Rayuan Manis dan Love Bombing dari Modus Penipuan Berkedok Cinta
Detektif Jubun menjelaskan bahwa kasus penipuan individu yang paling banyak ditangani timnya saat ini adalah love scam.
Ini selaras dengan kondisi timeline media sosial. Banyak pengguna yang berbagi cerita di timeline pribadi maupun komunitas yang menjadi korban modus penipuan berkedok cinta.
“Penipuan dengan metode love scam membuat lawannya jatuh cinta kemudian mengeruk uangnya. Ini yang sedang trend sekarang,” ungkap Jubun.
Alurnya, pelaku dan korban berinteraksi melalui aplikasi Tinder hingga Bumble, sebelum akhirnya bertemu di dunia nyata. Love bombing dari para oknum penipu ini membuat calon korban rela mentransfer dana jutaan. Bahkan, ada beberapa kasus identitas korban dipakai untuk pinjaman online.
Penipuan Jual Beli dan E-Commerce
Detektif Jubun mengungkapkan bahwa setidaknya ada 3 jenis penipuan terkait jual beli di marketplace.
“Order fiktif, penipuan segitiga, dan sewa akun,” jelasnya.
Beberapa orang mendapatkan kiriman order fiktif dan rugi karena membayar paket yang tidak mereka pesan. Modus penipuan ini biasanya menggunakan metode COD (cash on delivery).
Sementara itu, penipuan segitiga memanfaatkan celah pada alur penjualan di marketplace. Skemanya, penjual dan pembeli asli sama-sama bertemu, namun penipu menjadi perantara tanpa disadari kedua belah pihak.
“Nantinya, penipu akan mengarahkan salah satu atau kedua pihak ini ke jalur pembayaran yang tidak aman. Hasilnya, pembeli kehilangan uang tetapi tidak dapat barang dan penjual bisa dianggap penipu atau bahkan kehilangan barang tanpa dapat untung,” jelas Jubun.
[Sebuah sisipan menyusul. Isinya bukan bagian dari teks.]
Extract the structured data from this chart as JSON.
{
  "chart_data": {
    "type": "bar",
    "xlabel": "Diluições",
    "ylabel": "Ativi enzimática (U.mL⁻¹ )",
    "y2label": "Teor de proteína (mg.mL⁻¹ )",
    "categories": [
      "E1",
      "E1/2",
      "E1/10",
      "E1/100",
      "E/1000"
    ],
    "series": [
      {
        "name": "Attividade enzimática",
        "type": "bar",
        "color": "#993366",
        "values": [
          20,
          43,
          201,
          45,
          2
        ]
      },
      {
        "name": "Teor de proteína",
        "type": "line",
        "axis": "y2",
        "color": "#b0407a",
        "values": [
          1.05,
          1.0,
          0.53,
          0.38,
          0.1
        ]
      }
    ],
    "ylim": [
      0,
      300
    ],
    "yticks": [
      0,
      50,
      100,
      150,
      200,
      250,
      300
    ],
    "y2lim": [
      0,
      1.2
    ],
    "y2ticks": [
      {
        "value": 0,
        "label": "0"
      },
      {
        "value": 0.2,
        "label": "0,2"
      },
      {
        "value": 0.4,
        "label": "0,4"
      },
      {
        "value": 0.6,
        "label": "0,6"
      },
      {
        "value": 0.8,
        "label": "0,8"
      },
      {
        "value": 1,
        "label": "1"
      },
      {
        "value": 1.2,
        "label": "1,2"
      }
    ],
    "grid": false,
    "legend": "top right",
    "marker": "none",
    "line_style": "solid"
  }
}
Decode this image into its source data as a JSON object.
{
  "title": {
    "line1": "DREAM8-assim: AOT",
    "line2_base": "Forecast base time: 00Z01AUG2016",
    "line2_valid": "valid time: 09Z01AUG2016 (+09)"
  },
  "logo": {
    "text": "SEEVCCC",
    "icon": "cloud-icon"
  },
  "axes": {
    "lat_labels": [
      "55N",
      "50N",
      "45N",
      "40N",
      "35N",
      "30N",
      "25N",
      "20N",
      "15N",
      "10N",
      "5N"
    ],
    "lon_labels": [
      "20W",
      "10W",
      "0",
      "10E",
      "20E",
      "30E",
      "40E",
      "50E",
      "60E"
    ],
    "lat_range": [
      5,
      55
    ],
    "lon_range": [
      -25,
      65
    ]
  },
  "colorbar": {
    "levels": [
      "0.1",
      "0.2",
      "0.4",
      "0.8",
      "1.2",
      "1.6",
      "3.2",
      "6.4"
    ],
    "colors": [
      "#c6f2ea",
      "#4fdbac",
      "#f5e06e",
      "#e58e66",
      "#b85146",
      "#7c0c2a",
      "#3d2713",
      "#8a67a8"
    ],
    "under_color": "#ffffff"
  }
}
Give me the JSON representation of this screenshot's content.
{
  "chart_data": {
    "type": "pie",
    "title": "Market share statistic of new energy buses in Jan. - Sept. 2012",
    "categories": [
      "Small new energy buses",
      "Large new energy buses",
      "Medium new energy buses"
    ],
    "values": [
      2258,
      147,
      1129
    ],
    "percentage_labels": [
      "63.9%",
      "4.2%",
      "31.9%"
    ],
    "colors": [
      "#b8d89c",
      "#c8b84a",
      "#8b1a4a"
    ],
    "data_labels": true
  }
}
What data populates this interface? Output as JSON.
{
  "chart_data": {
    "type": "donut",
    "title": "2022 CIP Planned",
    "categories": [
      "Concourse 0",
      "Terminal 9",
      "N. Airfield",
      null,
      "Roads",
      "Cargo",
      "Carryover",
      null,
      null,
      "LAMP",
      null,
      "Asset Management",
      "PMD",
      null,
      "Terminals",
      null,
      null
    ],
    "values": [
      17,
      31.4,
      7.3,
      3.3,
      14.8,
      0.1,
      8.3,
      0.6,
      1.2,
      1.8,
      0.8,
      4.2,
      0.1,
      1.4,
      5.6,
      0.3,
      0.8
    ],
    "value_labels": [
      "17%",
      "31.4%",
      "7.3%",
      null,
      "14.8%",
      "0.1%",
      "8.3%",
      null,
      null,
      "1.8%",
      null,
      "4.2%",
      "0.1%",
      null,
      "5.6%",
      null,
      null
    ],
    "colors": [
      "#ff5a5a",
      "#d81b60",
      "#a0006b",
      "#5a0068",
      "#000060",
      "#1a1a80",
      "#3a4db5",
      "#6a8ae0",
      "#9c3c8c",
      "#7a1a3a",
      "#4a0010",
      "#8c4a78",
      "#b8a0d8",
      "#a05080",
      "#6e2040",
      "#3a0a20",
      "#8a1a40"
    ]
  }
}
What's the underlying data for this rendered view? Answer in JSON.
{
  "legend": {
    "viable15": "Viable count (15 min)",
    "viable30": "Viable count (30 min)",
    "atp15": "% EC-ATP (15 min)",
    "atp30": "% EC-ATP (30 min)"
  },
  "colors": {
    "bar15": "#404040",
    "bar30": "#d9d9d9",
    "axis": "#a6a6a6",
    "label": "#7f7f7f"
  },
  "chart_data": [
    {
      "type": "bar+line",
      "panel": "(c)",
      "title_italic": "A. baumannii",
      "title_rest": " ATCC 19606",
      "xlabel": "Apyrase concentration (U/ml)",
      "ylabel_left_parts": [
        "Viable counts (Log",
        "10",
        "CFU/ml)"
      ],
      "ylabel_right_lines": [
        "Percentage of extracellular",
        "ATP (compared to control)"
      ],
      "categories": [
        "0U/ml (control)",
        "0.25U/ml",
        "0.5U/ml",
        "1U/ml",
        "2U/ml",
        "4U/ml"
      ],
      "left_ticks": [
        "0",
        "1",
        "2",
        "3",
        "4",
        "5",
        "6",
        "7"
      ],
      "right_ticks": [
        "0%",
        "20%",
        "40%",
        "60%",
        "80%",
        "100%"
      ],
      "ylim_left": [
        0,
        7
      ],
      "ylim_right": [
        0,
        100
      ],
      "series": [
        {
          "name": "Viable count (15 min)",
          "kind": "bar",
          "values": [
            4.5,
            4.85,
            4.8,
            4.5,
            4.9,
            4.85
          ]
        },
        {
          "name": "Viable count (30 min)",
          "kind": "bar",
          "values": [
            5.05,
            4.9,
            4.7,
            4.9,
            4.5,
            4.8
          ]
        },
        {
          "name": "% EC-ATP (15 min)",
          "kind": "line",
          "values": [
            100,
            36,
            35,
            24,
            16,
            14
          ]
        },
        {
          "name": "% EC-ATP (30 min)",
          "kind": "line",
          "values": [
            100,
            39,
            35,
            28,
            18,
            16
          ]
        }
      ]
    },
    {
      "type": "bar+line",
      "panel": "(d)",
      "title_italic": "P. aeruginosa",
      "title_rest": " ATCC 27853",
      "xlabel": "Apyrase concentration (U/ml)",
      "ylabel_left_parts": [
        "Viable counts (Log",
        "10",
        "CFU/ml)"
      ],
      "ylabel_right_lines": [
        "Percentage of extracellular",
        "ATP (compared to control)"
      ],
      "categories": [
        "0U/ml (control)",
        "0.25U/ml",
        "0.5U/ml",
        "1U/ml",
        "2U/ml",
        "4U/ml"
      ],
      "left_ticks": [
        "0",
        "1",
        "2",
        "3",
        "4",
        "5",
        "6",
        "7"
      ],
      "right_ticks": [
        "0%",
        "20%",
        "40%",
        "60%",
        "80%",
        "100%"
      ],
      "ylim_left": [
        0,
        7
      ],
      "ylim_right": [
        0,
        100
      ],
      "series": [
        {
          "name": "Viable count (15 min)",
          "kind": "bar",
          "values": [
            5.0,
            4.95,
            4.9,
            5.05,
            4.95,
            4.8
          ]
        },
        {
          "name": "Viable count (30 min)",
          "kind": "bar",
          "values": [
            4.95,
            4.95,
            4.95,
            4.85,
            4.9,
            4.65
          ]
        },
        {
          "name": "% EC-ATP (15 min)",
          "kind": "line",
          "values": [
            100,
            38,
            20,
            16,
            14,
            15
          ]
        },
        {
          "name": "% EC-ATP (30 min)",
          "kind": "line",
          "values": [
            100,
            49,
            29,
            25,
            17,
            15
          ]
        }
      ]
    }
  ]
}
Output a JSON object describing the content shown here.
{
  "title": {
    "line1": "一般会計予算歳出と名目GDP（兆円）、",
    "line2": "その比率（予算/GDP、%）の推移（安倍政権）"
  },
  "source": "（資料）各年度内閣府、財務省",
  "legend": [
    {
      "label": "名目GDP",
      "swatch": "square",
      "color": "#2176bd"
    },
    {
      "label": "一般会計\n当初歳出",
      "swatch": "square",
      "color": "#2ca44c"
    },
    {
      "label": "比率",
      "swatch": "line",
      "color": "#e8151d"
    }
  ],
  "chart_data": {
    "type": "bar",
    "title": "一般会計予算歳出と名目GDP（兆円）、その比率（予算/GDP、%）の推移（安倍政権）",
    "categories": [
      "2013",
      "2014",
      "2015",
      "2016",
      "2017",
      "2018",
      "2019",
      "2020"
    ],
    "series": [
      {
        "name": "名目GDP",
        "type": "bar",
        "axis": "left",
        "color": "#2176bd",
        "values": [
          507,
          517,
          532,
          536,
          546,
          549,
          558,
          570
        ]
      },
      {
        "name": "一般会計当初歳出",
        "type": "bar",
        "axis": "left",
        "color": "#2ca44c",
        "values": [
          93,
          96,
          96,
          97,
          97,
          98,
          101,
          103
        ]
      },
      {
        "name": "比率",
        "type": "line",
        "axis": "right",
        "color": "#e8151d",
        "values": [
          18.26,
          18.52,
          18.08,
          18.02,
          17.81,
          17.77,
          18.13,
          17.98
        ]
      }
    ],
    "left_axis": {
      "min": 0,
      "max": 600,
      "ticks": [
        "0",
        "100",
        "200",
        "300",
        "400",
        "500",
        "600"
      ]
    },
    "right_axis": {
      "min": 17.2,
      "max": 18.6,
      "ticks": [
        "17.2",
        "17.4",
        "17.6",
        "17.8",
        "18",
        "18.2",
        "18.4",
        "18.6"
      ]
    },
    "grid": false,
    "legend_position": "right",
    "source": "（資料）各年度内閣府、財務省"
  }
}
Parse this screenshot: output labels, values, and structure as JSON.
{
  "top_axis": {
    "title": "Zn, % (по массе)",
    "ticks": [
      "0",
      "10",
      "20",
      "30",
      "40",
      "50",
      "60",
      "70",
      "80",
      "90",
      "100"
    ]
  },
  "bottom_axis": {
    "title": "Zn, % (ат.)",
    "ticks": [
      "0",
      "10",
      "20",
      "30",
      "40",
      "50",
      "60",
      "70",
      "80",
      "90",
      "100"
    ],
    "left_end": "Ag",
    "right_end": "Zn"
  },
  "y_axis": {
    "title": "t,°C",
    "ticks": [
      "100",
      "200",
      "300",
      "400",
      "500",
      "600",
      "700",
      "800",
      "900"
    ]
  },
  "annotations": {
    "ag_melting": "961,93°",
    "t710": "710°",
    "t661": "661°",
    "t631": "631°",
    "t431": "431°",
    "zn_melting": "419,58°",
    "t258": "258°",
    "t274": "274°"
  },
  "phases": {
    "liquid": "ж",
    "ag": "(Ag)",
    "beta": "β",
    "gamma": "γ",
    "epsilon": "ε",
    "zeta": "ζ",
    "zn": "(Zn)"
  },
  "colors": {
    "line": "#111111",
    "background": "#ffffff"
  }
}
Detektif Jubun juga mengungkapkan bahwa modus penipuan sewa akun Shopee mulai muncul. seller di marketplace Shopee mendapat chat dari akun lain.
“Seller mendapat pesan yang menawarkan sejumlah fee untuk menyewa akunnya beberapa hari. Alasannya, akun mereka tidak bisa digunakan untuk transaksi. Biasanya ada ketentuan tertentu seperti limit paylater sekian dan lainnya,” pungkasnya.
Alurnya, pihak scammer akan mengambil alih akun Anda untuk melakukan transaksi menggunakan saldo paylater ataupun SPinjam. Hasilnya, saat akun Anda kembali, ada tagihan yang harus dibayar.
Itulah tips menghindari penipuan dari Detektif Jubun. Jangan mudah percaya pada orang lain dan selalu berhati-hati dalam melakukan aktivitas komunikasi di smartphone.